Are there many drug addicts in your neighbourhood?

Please tell me how traumatised, addicted people access and pay for counselling. We know that mental health services are practically non-existent as are counselling services unless you can pay around £90 per hour.
I am, however, much more incensed by the drug barons and their henchmen, living in their huge houses and driving expensive cars around.
I despise people who use coffee shops and restaurants that are obvious fronts for money laundering ditto the car washes and shops, the nail bars, the clubs that are all part of the organised crime, drug dealing and money laundering and their corrupt lawyers and accountants. If the police would deal with those people that would be a big help.
Shop lifting is a scandal, but it is the tip of a massive iceberg that has been facilitated by police and governments for decades.

OonaStubbs · 09/06/2025 18:28

If it wasn't for all the addicts, the drug barons and their henchman wouldn't have their huge houses and fancy cars.

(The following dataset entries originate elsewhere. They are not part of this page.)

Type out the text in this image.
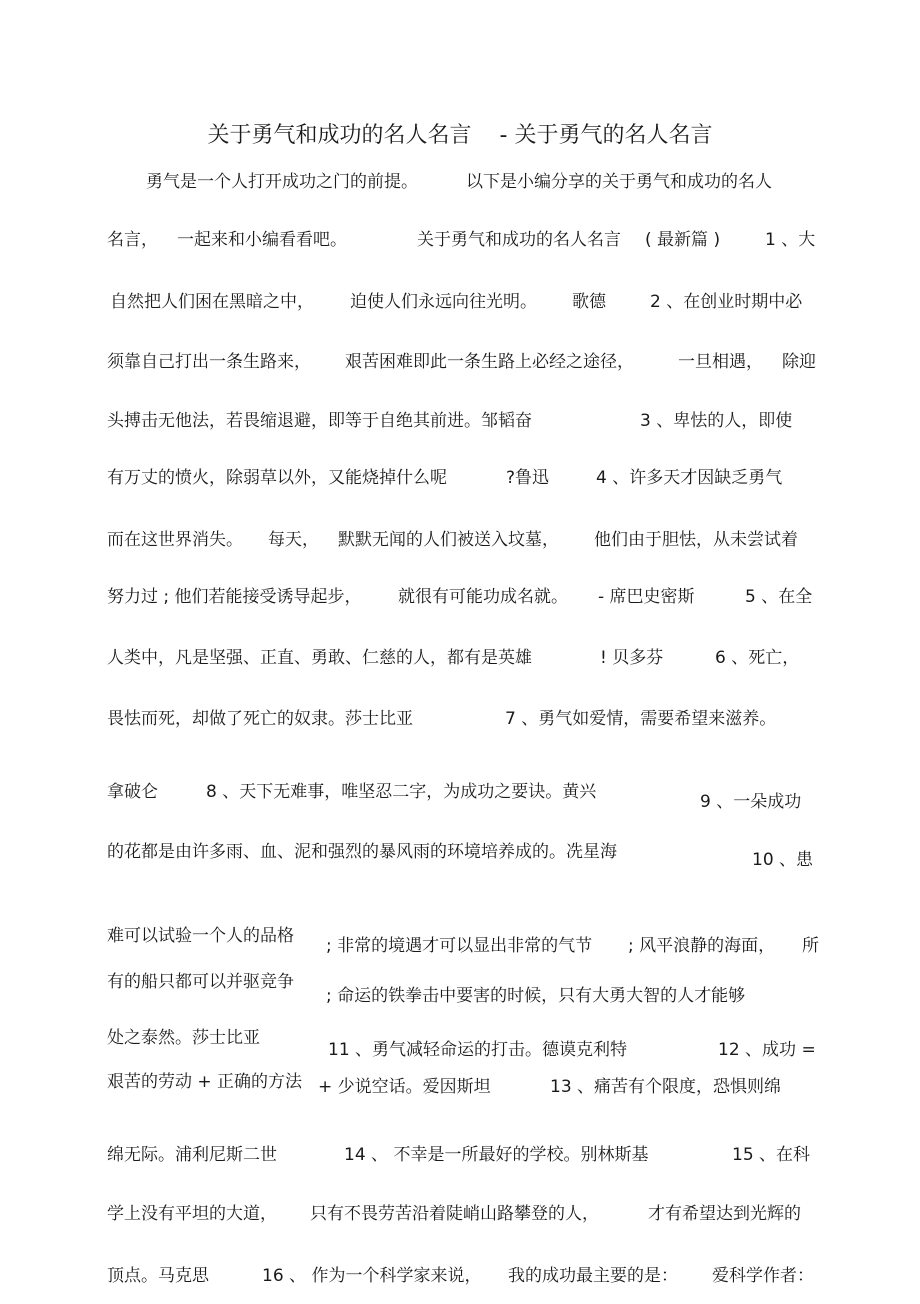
关于勇气和成功的名人名言    - 关于勇气的名人名言
勇气是一个人打开成功之门的前提。	以下是小编分享的关于勇气和成功的名人
名言， 一起来和小编看看吧。	关于勇气和成功的名人名言 ( 最新篇 )	1 、大
自然把人们困在黑暗之中， 迫使人们永远向往光明。 歌德	2 、在创业时期中必
须靠自己打出一条生路来， 艰苦困难即此一条生路上必经之途径，	一旦相遇， 除迎
头搏击无他法，若畏缩退避，即等于自绝其前进。邹韬奋	3 、卑怯的人，即使
有万丈的愤火，除弱草以外，又能烧掉什么呢	?鲁迅	4 、许多天才因缺乏勇气
而在这世界消失。 每天， 默默无闻的人们被送入坟墓， 他们由于胆怯，从未尝试着
努力过 ; 他们若能接受诱导起步， 就很有可能功成名就。 - 席巴史密斯	5 、在全
人类中，凡是坚强、正直、勇敢、仁慈的人，都有是英雄	! 贝多芬	6 、死亡，
畏怯而死，却做了死亡的奴隶。莎士比亚	7 、勇气如爱情，需要希望来滋养。
拿破仑	8 、天下无难事，唯坚忍二字，为成功之要诀。黄兴	9 、一朵成功
的花都是由许多雨、血、泥和强烈的暴风雨的环境培养成的。冼星海	10 、患
难可以试验一个人的品格 ; 非常的境遇才可以显出非常的气节 ; 风平浪静的海面， 所
有的船只都可以并驱竞争
; 命运的铁拳击中要害的时候，只有大勇大智的人才能够
处之泰然。莎士比亚
11 、勇气减轻命运的打击。德谟克利特	12 、成功 =
艰苦的劳动 + 正确的方法 + 少说空话。爱因斯坦	13 、痛苦有个限度，恐惧则绵
绵无际。浦利尼斯二世	14 、 不幸是一所最好的学校。别林斯基	15 、在科
学上没有平坦的大道， 只有不畏劳苦沿着陡峭山路攀登的人，	才有希望达到光辉的
顶点。马克思	16 、 作为一个科学家来说， 我的成功最主要的是： 爱科学作者：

Profpudding · 09/06/2025 18:37

Pistachioitaliano · 08/06/2025 22:19

You want to support drug addicts.

I think support should be directed towards the shops and staff experiencing violent theft and the surrounding neighbourhood.

Using trauma as an excuse to take drugs is pathetic and shows weakness.

Decent people who experience trauma have counselling and do not take hard drugs.

Are there many drug addicts in your neighbourhood?

The person that I mentioned who came home from school and found his mother dead at the bottom of the stairs was from an extremely affluent family. There were three children. All in private education
All supported through their grief with the best counselling services and mental health support available that money could buy
And those two things are different because sometimes all the money in the world doesn’t help.

And yet there they are weakly addicted to drugs, Pathetic beings because they’ve never got over the death of their mum when they were at Primary School.

I would imagine 99% of addicts have not had the support they have.

Profpudding · 09/06/2025 18:38

Oh and @Pistachioitaliano They may well live in your neighbourhood, Houses near the parents property start at 750,000. We’ve looked.

Pistachioitaliano · 09/06/2025 18:51

Profpudding · 09/06/2025 18:38

Oh and @Pistachioitaliano They may well live in your neighbourhood, Houses near the parents property start at 750,000. We’ve looked.

Druggies exist in rich and poor neighbourhoods. Not just ruining their own lives but destroying their home neighbourhood and the safety of other residents.

How can anyone not feel empathy for a child discovering the body of a parent. Truly horrendous. Something that would require complex counselling to progress with life.

BUT drugs do not help in any way. In fact drugs just adds to their severe problems. So no, drug addicts deserve punishment - for their sakes and the rest of society.